Limitations & Future Work

  • The benchmark samples are derived from 600 gold pairs with only 3 CS PhD annotators; the "General" category is a mixture of fields, potentially lacking depth in biology or physics.
  • SCIEval is CLIP-based, inheriting CLIP's limits in perceiving extremely fine scientific symbols (e.g., complex formulas or specific axis labels).
  • Accuracy negative generation depends on the SEED-X editor; quality issues in edited images may introduce noise. Structured reasoning templates may also limit generalization to open-ended scientific errors.
  • vs. TIFA / VALOR-Eval: These target only one task (T2I or IC), are built for natural images, and lack explanations. SCIEval provides a unified framework for both, focused on scientific data with explainable scores.
  • vs.

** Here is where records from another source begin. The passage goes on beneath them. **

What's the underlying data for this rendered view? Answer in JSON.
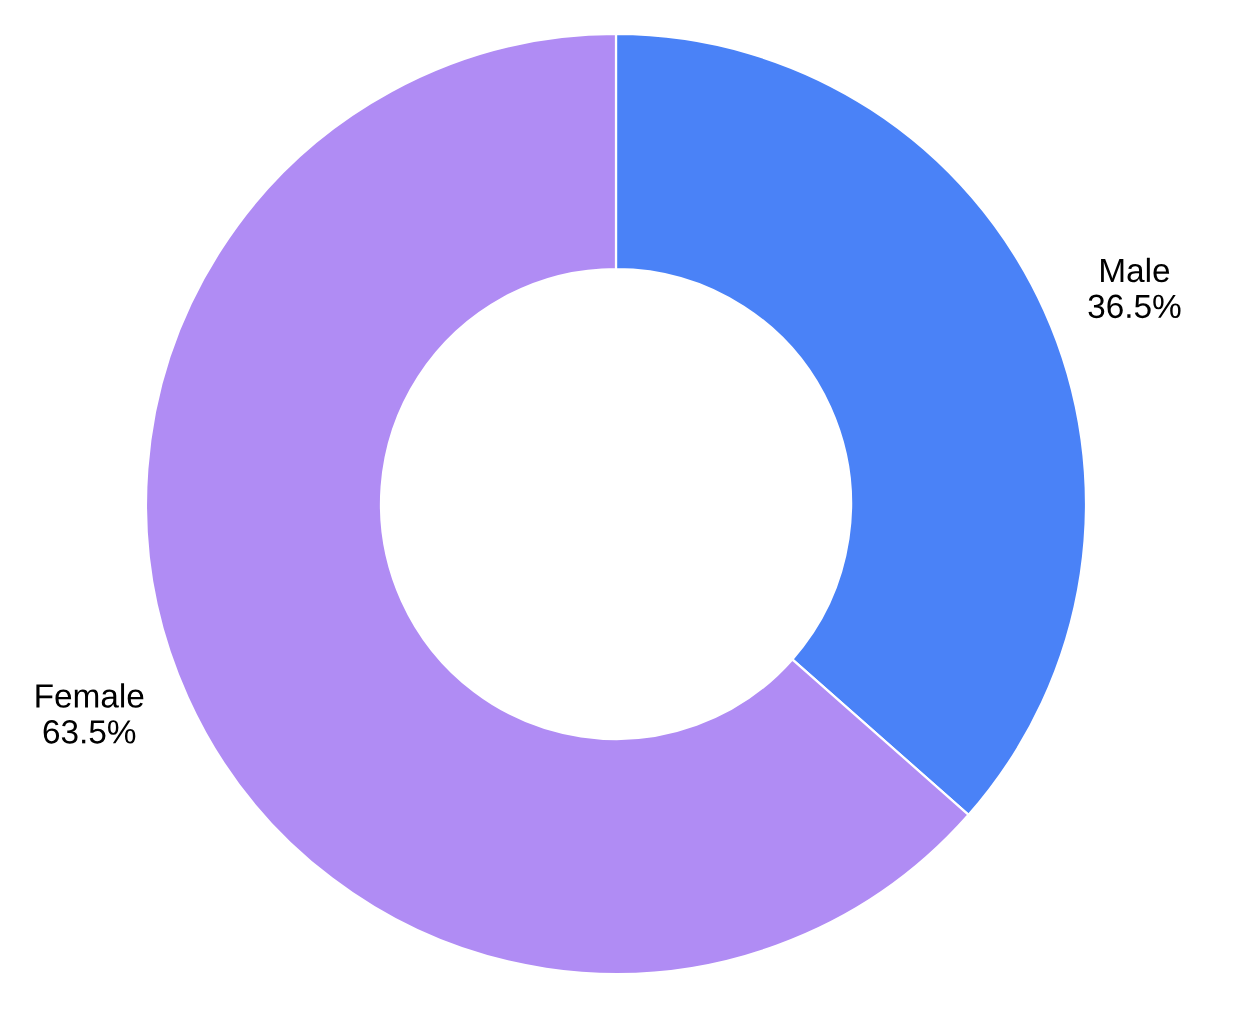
{
  "chart_data": {
    "type": "donut",
    "categories": [
      "Male",
      "Female"
    ],
    "values": [
      36.5,
      63.5
    ],
    "colors": [
      "#4a82f7",
      "#b08cf4"
    ],
    "value_labels": [
      "36.5%",
      "63.5%"
    ],
    "legend": false
  }
}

Generic LMM Judges (GPT-4o): While general LMMs have broad capabilities, they are expensive, black-box, and show lower human correlation. SCIEval distills this into a lightweight, high-correlation alternative.
  • vs. CLIPScore / BLIP2Score: These rely on one-shot alignment similarity and are insensitive to scientific nuances. SCIEval explicitly trains for fine-grained discrimination using hard negatives.

Rating

  • Novelty: ⭐⭐⭐⭐ First faithfulness metric for scientific images covering both T2I/IC with built-in reasoning; innovative 3D decomposition and negative construction.

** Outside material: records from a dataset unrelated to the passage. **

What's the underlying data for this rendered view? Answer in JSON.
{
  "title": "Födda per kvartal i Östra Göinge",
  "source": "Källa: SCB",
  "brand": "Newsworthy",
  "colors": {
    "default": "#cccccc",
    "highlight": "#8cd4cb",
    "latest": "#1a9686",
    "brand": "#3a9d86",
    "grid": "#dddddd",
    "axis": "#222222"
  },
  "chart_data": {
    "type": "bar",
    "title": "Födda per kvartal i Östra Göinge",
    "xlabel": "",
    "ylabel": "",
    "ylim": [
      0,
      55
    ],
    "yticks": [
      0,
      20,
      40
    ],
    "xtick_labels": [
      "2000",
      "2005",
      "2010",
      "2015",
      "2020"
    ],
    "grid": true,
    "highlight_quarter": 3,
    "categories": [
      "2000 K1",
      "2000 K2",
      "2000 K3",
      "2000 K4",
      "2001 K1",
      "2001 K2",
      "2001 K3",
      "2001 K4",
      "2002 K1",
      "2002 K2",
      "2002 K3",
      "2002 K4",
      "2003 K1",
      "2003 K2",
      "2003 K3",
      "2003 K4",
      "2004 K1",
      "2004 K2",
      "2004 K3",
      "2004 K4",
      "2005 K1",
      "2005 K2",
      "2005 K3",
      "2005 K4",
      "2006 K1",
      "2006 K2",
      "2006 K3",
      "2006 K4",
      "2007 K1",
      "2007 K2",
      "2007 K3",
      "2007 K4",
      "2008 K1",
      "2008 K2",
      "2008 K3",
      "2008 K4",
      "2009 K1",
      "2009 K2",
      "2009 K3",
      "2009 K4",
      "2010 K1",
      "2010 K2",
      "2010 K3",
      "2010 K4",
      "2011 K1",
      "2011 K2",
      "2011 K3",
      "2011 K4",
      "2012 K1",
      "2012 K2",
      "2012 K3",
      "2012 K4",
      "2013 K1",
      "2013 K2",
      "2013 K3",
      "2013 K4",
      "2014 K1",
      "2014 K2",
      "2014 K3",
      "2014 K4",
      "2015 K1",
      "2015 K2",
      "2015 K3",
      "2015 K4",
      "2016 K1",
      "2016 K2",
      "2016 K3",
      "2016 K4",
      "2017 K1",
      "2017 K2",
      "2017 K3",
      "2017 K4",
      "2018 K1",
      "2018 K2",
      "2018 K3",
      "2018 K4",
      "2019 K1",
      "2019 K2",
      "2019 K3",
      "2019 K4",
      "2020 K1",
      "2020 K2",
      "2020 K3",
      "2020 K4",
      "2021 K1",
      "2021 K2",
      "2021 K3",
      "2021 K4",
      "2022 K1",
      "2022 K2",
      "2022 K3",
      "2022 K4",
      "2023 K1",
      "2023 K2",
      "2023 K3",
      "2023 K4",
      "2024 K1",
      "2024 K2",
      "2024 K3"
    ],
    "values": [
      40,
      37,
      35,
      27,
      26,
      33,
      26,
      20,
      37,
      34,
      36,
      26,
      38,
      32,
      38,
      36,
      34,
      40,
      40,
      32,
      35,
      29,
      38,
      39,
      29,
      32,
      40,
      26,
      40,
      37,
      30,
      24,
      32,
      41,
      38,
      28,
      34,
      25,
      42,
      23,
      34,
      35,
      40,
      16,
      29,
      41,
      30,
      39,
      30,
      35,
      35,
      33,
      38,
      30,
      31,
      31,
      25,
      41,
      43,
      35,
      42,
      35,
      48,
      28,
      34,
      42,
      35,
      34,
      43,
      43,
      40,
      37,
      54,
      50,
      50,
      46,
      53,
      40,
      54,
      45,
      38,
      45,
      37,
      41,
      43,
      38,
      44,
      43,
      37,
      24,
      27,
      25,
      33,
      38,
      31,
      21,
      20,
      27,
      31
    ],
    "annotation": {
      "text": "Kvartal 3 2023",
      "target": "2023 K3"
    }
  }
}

  • Experimental Thoroughness: ⭐⭐⭐⭐ Compared against 24 methods across two tasks and two domains; human and LMM-based evaluation of reasoning quality.
  • Writing Quality: ⭐⭐⭐⭐ Clear motivation and decomposition; helpful diagrams for data construction and training.
  • Value: ⭐⭐⭐⭐ A low-cost, explainable scientific image evaluator and a 6,000-sample benchmark serve as practical infrastructure for the field.